The book called “The Secret (treasure hunt)” contains 12 cryptic paintings associated with 12 cryptic riddles you must decipher in order to dig up a key to the loot buried around the U.S. and Canada. Through the end of 2019, only three of the 12 loot boxes have been found.
Trish Vickers, a blind author, wrote 26 pages of her first novel without realising her pen had run out of ink. The local police force used their forensic lab to find the missing words, and the book was published on the day of her death.
The unofficial Russian book “The Last Ringbearer” describes The Lord of the Rings trilogy from Sauron’s point of view and portrays Mordor as the good guys.

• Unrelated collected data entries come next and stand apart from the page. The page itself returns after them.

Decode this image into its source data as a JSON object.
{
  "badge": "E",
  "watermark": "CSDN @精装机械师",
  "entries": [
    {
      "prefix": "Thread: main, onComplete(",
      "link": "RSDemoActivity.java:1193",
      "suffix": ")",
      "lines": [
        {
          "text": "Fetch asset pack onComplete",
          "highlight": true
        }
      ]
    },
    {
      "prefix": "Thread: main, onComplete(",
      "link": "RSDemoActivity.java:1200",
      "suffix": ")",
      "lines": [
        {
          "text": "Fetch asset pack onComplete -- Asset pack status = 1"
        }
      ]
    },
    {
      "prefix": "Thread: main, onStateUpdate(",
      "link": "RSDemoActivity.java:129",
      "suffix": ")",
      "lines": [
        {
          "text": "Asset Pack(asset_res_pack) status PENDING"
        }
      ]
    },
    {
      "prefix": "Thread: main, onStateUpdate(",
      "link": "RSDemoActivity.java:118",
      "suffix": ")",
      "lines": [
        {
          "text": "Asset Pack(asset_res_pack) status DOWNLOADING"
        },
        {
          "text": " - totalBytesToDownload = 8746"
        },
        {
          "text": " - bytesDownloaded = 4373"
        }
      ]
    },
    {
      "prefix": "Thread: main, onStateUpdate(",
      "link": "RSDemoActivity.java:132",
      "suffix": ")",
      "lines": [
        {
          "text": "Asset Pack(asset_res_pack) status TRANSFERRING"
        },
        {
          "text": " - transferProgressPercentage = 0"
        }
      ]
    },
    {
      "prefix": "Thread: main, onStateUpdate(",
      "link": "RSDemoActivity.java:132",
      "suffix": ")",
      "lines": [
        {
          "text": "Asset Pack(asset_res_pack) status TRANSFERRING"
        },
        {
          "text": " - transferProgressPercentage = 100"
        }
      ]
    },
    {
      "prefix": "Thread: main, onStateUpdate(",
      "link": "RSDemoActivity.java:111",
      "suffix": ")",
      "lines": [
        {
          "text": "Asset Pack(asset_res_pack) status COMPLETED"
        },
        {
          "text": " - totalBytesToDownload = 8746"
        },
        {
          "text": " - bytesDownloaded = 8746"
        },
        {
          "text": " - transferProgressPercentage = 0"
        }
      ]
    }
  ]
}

“The Great Leveler” is a book that argues that the greatest redistributions of wealth in history are during times of war, plague, and catastrophe, citing the Black Death and WWI as “actually suppressing inequality, by raising the price of labor.”
In 1981 Dean Koontz wrote a book “The Eyes of Darkness”. The chapter 39 it mentions a Chinese military lab outside of the city of Wuhan, where a deadly virus is invented as part of the country’s biological weapons warfare programme. Owing to the lab’s location, the virus is named ‘Wuhan-400’.
If you publish a book in Norway, the government will buy 1000 copies (1,500 if a children’s book) and distribute them to libraries throughout the country.
The first crime in Antartica in almost 20 years occurred when a 54-year old engineer stabbed his co-worker over spoiling the endings of books he was reading.
“Long books, when read, are usually overpraised, because the reader wants to convince others and himself that he has not wasted his time.” E.M. FORSTER
In the late Middle Ages, books were so valuable that libraries would chain them to the bookcase. This was widely practiced until the 18th century.
Author Barbara Follet, who published her first book at 12, vanished under strange circumstances. Her disappearance eerily resembles the last paragraph in her final book. “She would be invisible forever to all mortals, save those few who have minds to believe, eyes to see, to these she is ever present, the spirit of Nature—a sprite of the meadow, a naiad of lakes, a nymph of the woods.”